Городок на насесте обугленной земли, более не древний, у его единственной конной статуи отчекрыжены голова и ноги, набивал себе брюхо забредшими нищими и под покровами злого серпа луны оставался костлявым. Грохочущие поезда поворачивали обратно при виде загибавшихся рельсов, распускавшихся в сырой весне на краю городка напротив горки, а поля, истоптанные орудийными ядрами, пятнала уединенная нужда зверья и человека. Пока старые семьи возвращались вновь прихорашиваться на берегах протока или гулять поодиночке облаченными в черное, заключенные гуськом тянулись наружу по горкам — либо именами на проездном ордере, либо, если такой билет потеряли, просто как несочтенные номера. Когда какого-то старика скрутило помирать в ужасном кашле, Ютта предала своего утраченного мужа и вновь понесла. Городок без стен и баррикад своих, пусть по-прежнему и бивуак тысячи лет, съежился в собственном костяке и разложился, как бычий язык, почернелый от муравьев.
Стрелочник, препоясанный одеялом в плетеном кресле, курящий трубку, словно миску с кашей, властвующий над железнодорожной станцией и видом пустых скамей, более не воздевал красную руку и не оттягивал вниз желтую, и никакие огоньки не моргали уже перед его заплывшими жиром глазками, бередя воспоминанья о войне 1914 года. Нечего было ему съесть и нечего сказать, а все стены вокзала разрисованы были черными мужчинами в крупных шляпах и накидках. Реликвии серебряных кинжалов уже сперли из женской обители и заложили на хранение в сундуки с фотографиями или увезли в чужие края. Колокола никогда не звонили. Костры, горевшие вдоль обочин, и навозные кучи, тлевшие на мызах, полнили воздух и переулки, пустые лавки и кладовые едкой вонью плесени.

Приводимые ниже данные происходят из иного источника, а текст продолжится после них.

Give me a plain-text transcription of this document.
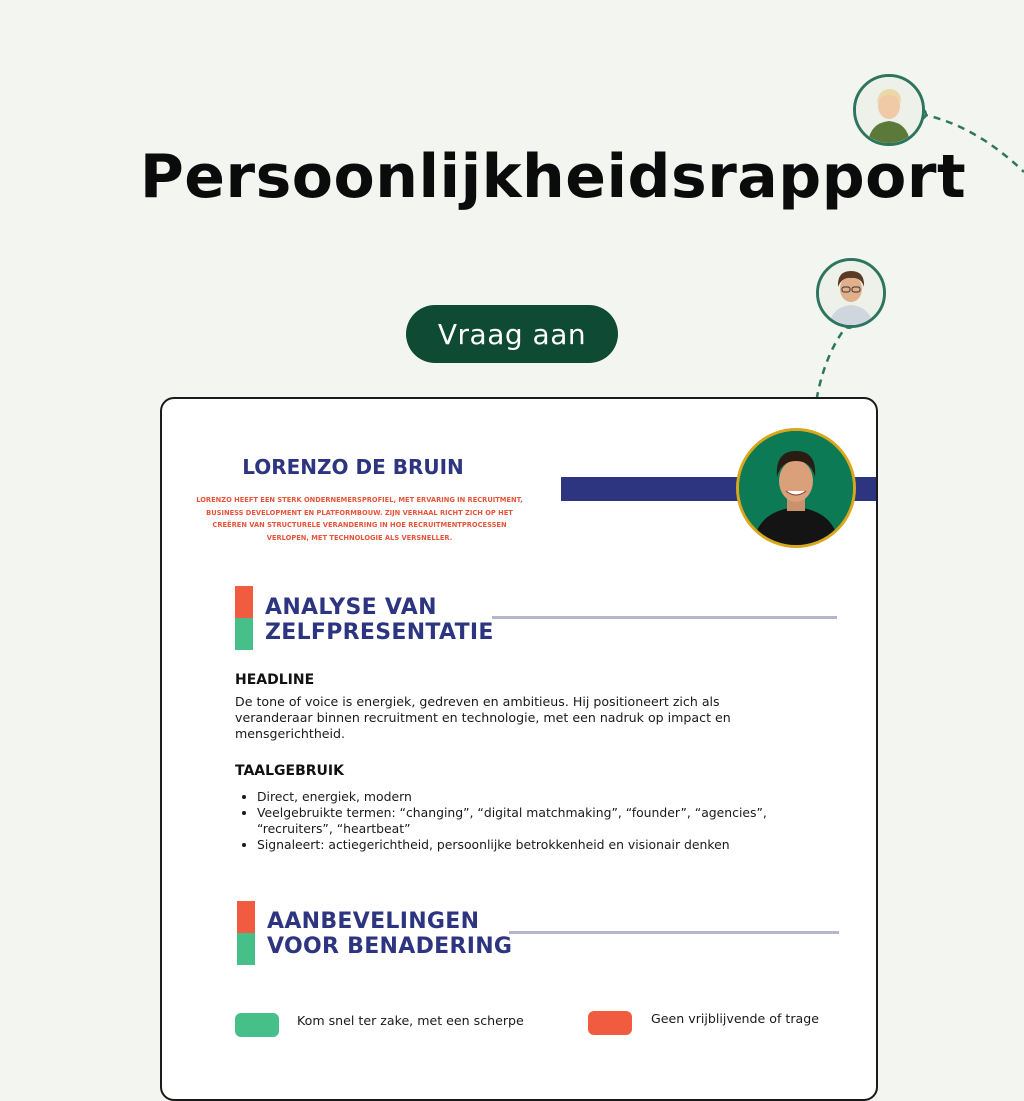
Persoonlijkheidsrapport
Vraag aan
LORENZO DE BRUIN

LORENZO HEEFT EEN STERK ONDERNEMERSPROFIEL, MET ERVARING IN RECRUITMENT, BUSINESS DEVELOPMENT EN PLATFORMBOUW. ZIJN VERHAAL RICHT ZICH OP HET CREËREN VAN STRUCTURELE VERANDERING IN HOE RECRUITMENTPROCESSEN VERLOPEN, MET TECHNOLOGIE ALS VERSNELLER.

ANALYSE VAN
ZELFPRESENTATIE
HEADLINE

De tone of voice is energiek, gedreven en ambitieus. Hij positioneert zich als veranderaar binnen recruitment en technologie, met een nadruk op impact en mensgerichtheid.

TAALGEBRUIK
• Direct, energiek, modern
• Veelgebruikte termen: “changing”, “digital matchmaking”, “founder”, “agencies”, “recruiters”, “heartbeat”
• Signaleert: actiegerichtheid, persoonlijke betrokkenheid en visionair denken
AANBEVELINGEN
VOOR BENADERING

Kom snel ter zake, met een scherpe	Geen vrijblijvende of trage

Бургомистр с его выцветшей красной перевязью был чересчур слеп, уже не мог присматривать за анналами истории и ходил голодный, как прочие, с памятью, вытертой с его порога. Их могучих лошадок костлявой бельгийской породы, тусклоглазых чудищ старой силы, экспроприировали с акровых мыз таскать повозки с боеприпасами, и все они сгинули, кроме одного серого зверя, что возникал то там, то сям по каменным улицам, бесхозный, пасясь в канавах. Черными ночами пугал он Бургомистра и топотал, неподкованный, по нагому саду, с каждым днем все тощее, все дичее. Детвора каталась на конском хвосте и скиталась мелкими бандами в картонных тевтонских шлемах по тесным пределам городка, лица исцарапаны, ногти отросли. У гробовщика больше не было жидкости для трупов; городская медсестра состарилась и растолстела вообще безо всякой еды. По ошибке кое-кто пил из отравленных колодцев. Знамена валялись в грязи, никакие свитки узорчатых слов не стекали с линотипа, и лишь из тубы херра Штинца слабо звучал среди ночи глас городка. Ведра песку, взметнутые мелкими мера зорка вши мис я серыми бомбами, расплескались по облупленным стенам и забрызгали истертые пороги, на которых куры оставляли испуганные следы. Гниющие мешки с песком убили сорняки, наполнили воздух затхлостью мешковины, а распадаясь в ничто, оставляли на почве белые кляксы.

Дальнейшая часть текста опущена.